= Eric Lindsay =

English actor & magician (1929–2021)

Eric Lindsay (13 November 1929 – 18 June 2021) was an English actor and magician.

Lindsay was born under another name, which he refused to divulge. His father was a tailor and taxidriver, and his mother was a court dressmaker.

In his early acting career he appeared as Renfield alongside Bela Lugosi in a theatre production of Dracula.

His partner was actor Ray Jackson. Lindsay having saved £100 from Dracula, together they opened an espresso bar in Soho, "Heaven & Hell", next door to The 2i's Coffee Bar; and the Regency coffee bar in East Sheen. In 1958 they opened a cabaret club called the Casino de Paris, at 5–7 Denman Street by Piccadilly Circus. The lease expired in 1977, and Lindsay reinvented himself as a magician, "Zee".

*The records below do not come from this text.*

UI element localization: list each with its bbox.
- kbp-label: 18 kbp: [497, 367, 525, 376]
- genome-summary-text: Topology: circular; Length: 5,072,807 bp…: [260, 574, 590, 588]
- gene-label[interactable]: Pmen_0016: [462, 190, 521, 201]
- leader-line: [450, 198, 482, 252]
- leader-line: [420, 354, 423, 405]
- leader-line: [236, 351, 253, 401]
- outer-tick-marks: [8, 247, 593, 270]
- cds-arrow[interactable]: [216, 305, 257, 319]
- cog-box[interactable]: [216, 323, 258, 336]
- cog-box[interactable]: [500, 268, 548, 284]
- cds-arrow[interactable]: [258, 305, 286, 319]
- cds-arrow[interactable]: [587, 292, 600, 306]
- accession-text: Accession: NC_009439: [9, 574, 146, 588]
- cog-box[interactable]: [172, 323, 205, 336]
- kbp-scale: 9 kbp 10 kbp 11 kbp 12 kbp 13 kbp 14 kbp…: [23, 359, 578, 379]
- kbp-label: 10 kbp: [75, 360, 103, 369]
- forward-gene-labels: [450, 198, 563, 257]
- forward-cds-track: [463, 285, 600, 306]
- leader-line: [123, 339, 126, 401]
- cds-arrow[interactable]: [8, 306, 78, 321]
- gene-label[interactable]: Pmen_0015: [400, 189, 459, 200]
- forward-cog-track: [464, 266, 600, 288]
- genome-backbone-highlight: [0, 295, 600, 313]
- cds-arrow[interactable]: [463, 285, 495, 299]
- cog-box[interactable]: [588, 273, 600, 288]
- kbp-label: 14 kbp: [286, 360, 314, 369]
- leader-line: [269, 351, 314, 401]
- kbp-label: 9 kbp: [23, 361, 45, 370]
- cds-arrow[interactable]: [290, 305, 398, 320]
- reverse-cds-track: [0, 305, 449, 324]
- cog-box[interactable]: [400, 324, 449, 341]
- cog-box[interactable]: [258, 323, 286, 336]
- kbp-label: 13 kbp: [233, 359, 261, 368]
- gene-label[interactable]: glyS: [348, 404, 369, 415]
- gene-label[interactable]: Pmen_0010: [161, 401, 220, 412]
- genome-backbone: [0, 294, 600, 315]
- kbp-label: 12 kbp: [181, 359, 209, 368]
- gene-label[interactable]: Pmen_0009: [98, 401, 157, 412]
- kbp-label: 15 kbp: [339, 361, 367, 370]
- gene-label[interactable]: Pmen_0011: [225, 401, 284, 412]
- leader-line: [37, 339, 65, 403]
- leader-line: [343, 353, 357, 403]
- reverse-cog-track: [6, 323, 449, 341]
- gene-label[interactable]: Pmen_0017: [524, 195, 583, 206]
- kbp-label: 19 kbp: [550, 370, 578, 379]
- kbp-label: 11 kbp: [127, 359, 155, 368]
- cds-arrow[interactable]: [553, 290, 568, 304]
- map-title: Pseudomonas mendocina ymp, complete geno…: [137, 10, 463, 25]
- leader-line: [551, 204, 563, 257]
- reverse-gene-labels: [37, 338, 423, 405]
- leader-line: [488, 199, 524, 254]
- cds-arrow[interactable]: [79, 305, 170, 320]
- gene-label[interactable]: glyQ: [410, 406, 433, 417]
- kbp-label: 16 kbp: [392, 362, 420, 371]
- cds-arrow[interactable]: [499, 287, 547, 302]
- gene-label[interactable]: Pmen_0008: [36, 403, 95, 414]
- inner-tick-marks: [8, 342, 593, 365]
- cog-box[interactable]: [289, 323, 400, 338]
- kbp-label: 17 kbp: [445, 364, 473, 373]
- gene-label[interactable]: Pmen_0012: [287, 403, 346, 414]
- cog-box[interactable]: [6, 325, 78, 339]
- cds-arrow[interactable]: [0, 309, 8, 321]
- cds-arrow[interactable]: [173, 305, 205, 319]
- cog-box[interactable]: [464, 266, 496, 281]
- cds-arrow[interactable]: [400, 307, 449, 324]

As Zee, Lindsay supported Ken Dodd, and toured America, drawing comparisons to David Copperfield and Doug Henning. During the 1980s he lived in Spain. Jackson died in October 1989.

As part of his magic act, he owned an Indian leopard, Scorpio. This eventually attacked him in 1991, and he retired to Thailand. He made one last performance in 2001 in Dubai. In 2018 he moved into the London Charterhouse, where he was baptised and confirmed.